Florence Adler Swims Forever(48)



Anna dared not cry in front of Joseph. So, when she felt her chin begin to tremble, she pressed her lips together—tight—and tried her best to nod her head believingly.

In the bedroom, she kept the lights off, crawled into bed with her clothes on, and wept. After several minutes, the door creaked open and shut and the springs of the bed next to hers groaned.

“Anna?” Florence asked. “You all right?”

She tried to say yes but her words dissolved on her lips. It was as though this setback had released a torrent in her, and now she was crying for all sorts of reasons that had both nothing and everything to do with the content of her mother’s letter. She cried because Esther had barely spoken two words to her since her arrival and because she wasn’t in a university lecture hall in Berlin and because she was unlikely to see her school friends for years, if ever again. She cried because she missed the way her mother twisted her hair out of her face and the way the tobacco in her father’s cigarettes smelled when he rolled them at their kitchen table. And she cried for Germany. How was it possible to both pine for and resent a place so much at the same time?

“Do you think it’s so unlikely the visa application will be approved? Even with everything Pop’s working on?” Florence asked.

Anna shook her head, a signal she wasn’t sure Florence would be able to interpret with one side of her face buried in her pillow.

The springs under her own mattress rasped, the mattress bending to absorb the weight of a second person. Florence had moved to the edge of Anna’s bed and begun repeating a soft “shhhhh.” She stroked Anna’s hair, and Anna let out a whimper. The gesture reminded Anna of all the times her mother had tucked her into bed and soothed her to sleep. When Anna’s shoulders continued to heave, Florence lay down beside her in the dark, took hold of her hand, and waited.

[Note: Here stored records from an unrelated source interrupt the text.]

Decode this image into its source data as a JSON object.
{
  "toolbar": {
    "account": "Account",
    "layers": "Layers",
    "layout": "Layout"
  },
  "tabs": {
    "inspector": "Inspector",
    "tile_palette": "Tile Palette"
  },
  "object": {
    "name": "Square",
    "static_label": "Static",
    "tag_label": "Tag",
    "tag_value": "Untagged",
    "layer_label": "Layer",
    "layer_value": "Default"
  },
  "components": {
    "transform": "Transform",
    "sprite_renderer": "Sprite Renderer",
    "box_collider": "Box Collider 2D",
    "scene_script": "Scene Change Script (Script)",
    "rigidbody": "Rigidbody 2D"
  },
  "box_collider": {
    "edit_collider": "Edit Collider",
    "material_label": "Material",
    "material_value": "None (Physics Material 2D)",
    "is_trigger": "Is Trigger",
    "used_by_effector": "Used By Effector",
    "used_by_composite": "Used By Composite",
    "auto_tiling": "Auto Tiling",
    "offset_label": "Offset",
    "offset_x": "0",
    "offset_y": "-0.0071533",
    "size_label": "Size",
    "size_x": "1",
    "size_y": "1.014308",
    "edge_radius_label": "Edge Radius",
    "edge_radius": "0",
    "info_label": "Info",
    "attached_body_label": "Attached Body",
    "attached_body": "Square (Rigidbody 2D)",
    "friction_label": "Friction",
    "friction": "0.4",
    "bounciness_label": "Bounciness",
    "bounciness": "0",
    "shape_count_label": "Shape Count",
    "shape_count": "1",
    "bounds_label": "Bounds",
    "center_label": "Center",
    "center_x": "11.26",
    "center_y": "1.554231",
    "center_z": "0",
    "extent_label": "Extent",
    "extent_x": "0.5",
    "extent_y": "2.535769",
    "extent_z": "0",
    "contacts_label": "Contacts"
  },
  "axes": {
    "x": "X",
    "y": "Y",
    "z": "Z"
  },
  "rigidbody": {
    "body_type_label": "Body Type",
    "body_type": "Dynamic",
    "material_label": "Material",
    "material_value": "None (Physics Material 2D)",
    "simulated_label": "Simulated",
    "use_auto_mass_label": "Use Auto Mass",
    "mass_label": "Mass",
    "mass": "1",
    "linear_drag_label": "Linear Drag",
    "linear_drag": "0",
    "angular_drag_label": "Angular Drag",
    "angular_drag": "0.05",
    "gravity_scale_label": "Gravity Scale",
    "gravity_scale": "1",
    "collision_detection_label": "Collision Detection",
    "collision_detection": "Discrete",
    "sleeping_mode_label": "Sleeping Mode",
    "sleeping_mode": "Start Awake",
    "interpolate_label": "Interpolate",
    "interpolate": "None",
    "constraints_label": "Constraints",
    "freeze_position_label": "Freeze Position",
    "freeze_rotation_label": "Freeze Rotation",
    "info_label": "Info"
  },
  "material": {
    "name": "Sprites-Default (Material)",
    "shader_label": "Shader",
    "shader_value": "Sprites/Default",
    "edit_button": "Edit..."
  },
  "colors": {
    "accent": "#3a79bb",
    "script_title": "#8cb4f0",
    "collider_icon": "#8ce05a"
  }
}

Anna could feel Florence studying her in the dark, and eventually, that sensation—of being carefully considered—did calm her. Her convulsions became shudders and her sobs hiccups. She opened one eye and then the other, and was able to make out Florence’s features, so close that she couldn’t focus on them. Even the sharp line of her nose and the arch of her eyebrow blurred. Anna pulled back several inches so that she could view Florence properly.

Florence moved to brush a tear from Anna’s cheek, running her thumb along her cheekbone. Was it possible that, in only three months of living among strangers, Anna had forgotten what it felt like to be touched? Florence lifted her head off the pillow and stared at her as if she were awaiting the response to a question Anna hadn’t heard her ask. She leaned forward and kissed the spot on Anna’s cheek where the tear, fat with anticipation, had sat so recently. Anna held her breath as Florence scattered several small kisses across her cheek, like tiny seeds that might take root and grow into something sturdy. Florence brushed her lips against the corner of Anna’s mouth and pulled back slightly, as if watching for some signal. Did Anna want this? It was hard to know anymore. Without giving herself any more time to think, Anna lifted her head, ever so slightly, from the pillow and let Florence’s mouth, warm and inquisitive, absorb her heartache.





July 1934





Gussie


When Gussie pressed her ear to the bathroom door, she thought she could hear her grandmother crying. The noise sounded a bit like the call of a baby fox, or at least what Gussie imagined a baby fox might sound like. For a moment, Gussie allowed herself to imagine a small woodland creature, skating across the hexagonal tile floor and making its home among her grandmother’s bath salts and her grandfather’s foot powder. Both the existence of a baby fox in the bathroom and the idea that her grandmother might be crying seemed equally preposterous.

Gussie turned the glass doorknob and slowly pushed open the door. The bathroom had filled with steam, and it took Gussie a moment to locate her grandmother, who was lying in the big claw-foot tub. When Esther saw Gussie, she sniffed and wiped her eyes with the heels of her hands.

“Are you sad about Florence?” Gussie asked in a small voice.

Esther contorted her mouth into something that resembled a smile but didn’t make her eyes squint. “Yes, very.”

It was difficult not to stare at her grandmother’s breasts, which bobbed along the surface of the water, big and floppy with nipples the size and color of gingersnap cookies. Gussie wondered if her own chest would ever develop to such a degree. The thought of carrying something so large around with her, everywhere she went, was a terrifying prospect. When Esther noticed Gussie studying her chest, she shifted in the tub and submerged the buoys beneath the cloudy bathwater.

“Grab the stool over there,” Esther said. “You can keep me company while I finish up.”

Next to the commode was a small three-legged stool that Esther sat on when she gave Gussie baths. Gussie picked it up and positioned it close to the tub. She liked it when her grandmother took baths because it was easy to get and keep her full attention. Now, more than usual, she had questions she needed answered.

“What happens to people when they die?” Gussie asked when she was a few minutes into her vigil.

Her grandmother seemed startled by the question. After several seconds passed, she whispered, “Oh, darling. I wish I knew.”

“Do we go to heaven?”

Her grandmother cleared her throat. “It’s a good question, but Jews believe it’s not the most important question.”